The range of fares following this will be according to my own interpretation that is based on the previous boxplot.
A: It seems that the resulting bar plot is similar with the previous one, thus I would abstain from deciding whether fare is a factor or not.
fare_cond <- titanic_clean[titanic_no_age$Fare < 8,]

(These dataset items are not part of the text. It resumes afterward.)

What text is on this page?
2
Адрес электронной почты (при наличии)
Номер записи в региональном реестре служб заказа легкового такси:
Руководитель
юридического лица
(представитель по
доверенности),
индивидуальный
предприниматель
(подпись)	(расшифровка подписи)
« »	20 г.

barplot(xtabs(~Survived, fare_cond))
fare_cond <- titanic_clean[(titanic_no_age$Fare >= 8) & (titanic_no_age$Fare <= 33),]
barplot(xtabs(~Survived, fare_cond))
fare_cond <- titanic_clean[titanic_no_age$Fare > 33,]
barplot(xtabs(~Survived, fare_cond))
The answers to the Big Question that I can answer with Exploratory Data Analysis alone is not enough to check for all conditions. Thus since from the data source itself this is a machine learning problem, it is better to continue in that direction. Otherwise, the conclusion for this EDA is that Sex = female probably had a high bias (looking at the figure) on survival and Pclass = 3 probably had a small bias (again from the figure) on survival while the rest either has no effect or is undecided.